Bjorn H Johansson, A R Fugl-Meyer, C Tengvar, (Department of Rehabilitation Medicine, Uppsala University, Uppsala, Sweden)
Purpose: Brain-imaging using static descriptions of brain anatomy such as computerized tomography (CT) and magnetic resonance imaging (MRI) is widely used when diagnosing the focality or globality of a brain damage. It is, though, believed that dynamic imaging methods may be of considerable assistance both concerning the differential diagnosis in brain injury - for instance to differ between vegetative and locked-in states and in choosing individualized stimulation approaches within rehabilitation medicine. Several dynamic imaging techniques, such as dynamic MRI, digitalized EEG and PET or SPECT are at the moment available but very rarely systematically used. Cortical evoked potentials in response to periferal stimuli are on the other hand somewhat more commonly used; but are rarely conclusive.
Subjects and methods: A series of patients with brain damage, - in the majority a traumatic one - were investigated one or, in some cases, two times using PET and registering either the global brain blood flow or the brain (glucose) metabolism.
Results: In all cases the PET verified the CT or MRI diagnosed focal lesion(s). Most subjects, however, had pathologically low blood flow/glucose metabolism in other - sometimes distant - areas of the brain.
Conclusions: From this empirical investigation, which to some extent resembles those clone by others, particularly Japanese, authors, we can conclude that after traumatic and even subarachnoid haemorrhagic brain damage multifocal lesions appear to be the rule. This multifocality may be due to primary diffuse axonal injuries (DAI), multifocal primary lesions, secondary lesions due to altered intrathecal pressure /metabolism or - particularly concerning the thalamus - due to secondary adaptation to decreased neuronal transmissions. At the moment, we have found that PET may be of differential diagnostic value, but it appears that we have a long way to go before PET has direct clinical implications.
THE DEVELOPMENT OF AN IMPROVED RETURN TO WORK PROCESS FOR TRAUMATIC BRAIN INJURY PATIENTS
John P. Marchin, M.D.; Margaret Sak, O.T.R.; Judy Hawkins, O.T.R.; Barbara Walsh, M.S. (Memorial Hospital of South Bend, Indiana, U.S.A.)

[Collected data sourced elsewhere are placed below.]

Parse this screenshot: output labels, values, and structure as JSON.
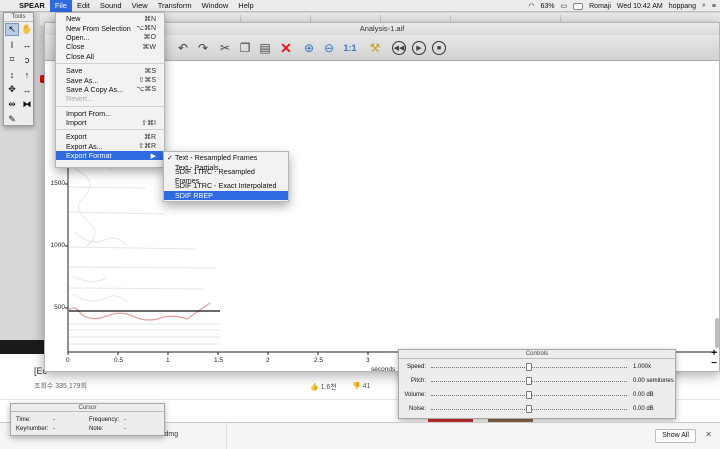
{
  "menubar": {
    "app": "SPEAR",
    "items": [
      "File",
      "Edit",
      "Sound",
      "View",
      "Transform",
      "Window",
      "Help"
    ],
    "status": {
      "input": "Romaji",
      "datetime": "Wed 10:42 AM",
      "user": "hoppang",
      "battery": "63%"
    }
  },
  "browser": {
    "tabs": [
      "",
      "",
      "",
      "",
      ""
    ],
    "video_title": "[Ec",
    "views": "조회수 335,179회",
    "likes": "1.6천",
    "dislikes": "41",
    "download_file": "...latest.dmg",
    "show_all": "Show All"
  },
  "window": {
    "title": "Analysis-1.aif"
  },
  "tools": {
    "title": "Tools"
  },
  "file_menu": {
    "items": [
      {
        "label": "New",
        "shortcut": "⌘N"
      },
      {
        "label": "New From Selection",
        "shortcut": "⌥⌘N"
      },
      {
        "label": "Open...",
        "shortcut": "⌘O"
      },
      {
        "label": "Close",
        "shortcut": "⌘W"
      },
      {
        "label": "Close All",
        "shortcut": ""
      },
      {
        "label": "Save",
        "shortcut": "⌘S"
      },
      {
        "label": "Save As...",
        "shortcut": "⇧⌘S"
      },
      {
        "label": "Save A Copy As...",
        "shortcut": "⌥⌘S"
      },
      {
        "label": "Revert...",
        "shortcut": ""
      },
      {
        "label": "Import From...",
        "shortcut": ""
      },
      {
        "label": "Import",
        "shortcut": "⇧⌘I"
      },
      {
        "label": "Export",
        "shortcut": "⌘R"
      },
      {
        "label": "Export As...",
        "shortcut": "⇧⌘R"
      },
      {
        "label": "Export Format",
        "shortcut": "▶"
      }
    ]
  },
  "export_submenu": {
    "items": [
      {
        "label": "Text - Resampled Frames",
        "checked": "✓"
      },
      {
        "label": "Text - Partials",
        "checked": ""
      },
      {
        "label": "SDIF 1TRC - Resampled Frames",
        "checked": ""
      },
      {
        "label": "SDIF 1TRC - Exact Interpolated",
        "checked": ""
      },
      {
        "label": "SDIF RBEP",
        "checked": ""
      }
    ]
  },
  "plot": {
    "y_ticks": [
      "1500",
      "1000",
      "500"
    ],
    "x_ticks": [
      "0",
      "0.5",
      "1",
      "1.5",
      "2",
      "2.5",
      "3"
    ],
    "x_label": "seconds"
  },
  "controls": {
    "title": "Controls",
    "rows": [
      {
        "label": "Speed:",
        "value": "1.000x",
        "level": 0.5
      },
      {
        "label": "Pitch:",
        "value": "0.00 semitones",
        "level": 0.5
      },
      {
        "label": "Volume:",
        "value": "0.00 dB",
        "level": 0.5
      },
      {
        "label": "Noise:",
        "value": "0.00 dB",
        "level": 0.5
      }
    ]
  },
  "cursor": {
    "title": "Cursor",
    "time_label": "Time:",
    "time_value": "-",
    "frequency_label": "Frequency:",
    "frequency_value": "-",
    "keynumber_label": "Keynumber:",
    "keynumber_value": "-",
    "note_label": "Note:",
    "note_value": "-"
  }
}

Patients with traumatic brain injury represent a challenge related to returning them successfully back to work because of residual physical and cognitive problems. Traditionally this is a very complex process which requires extensive coordination and communication among the patient, family, various healthcare professionals, employers, payors, and other agencies' staff. The purpose of our study was to analyze the return to work process for these patients utilizing a multifaceted approach. Our methodology was a process improvement procedure which enhanced an existing work process in the outpatient rehabilitation center. A core design team consisting of a physiatrist, an outpatient rehabilitation manager, a facilitator, and other consultants met regularly to refine this clinical work process. The results of our assessment lead to the development of a detailed clinical path diagram which facilitated a more coordinated clinical process. From this analysis, we were able to do problem solving and more effectively communicate either returning the patient to work or facilitating plans for the patient to accept a new lifestyle should they be unable to return to work. Our conclusion is that by utilizing process improvement techniques we developed an enhanced program to assess traumatic brain injury patients capacity to return to work.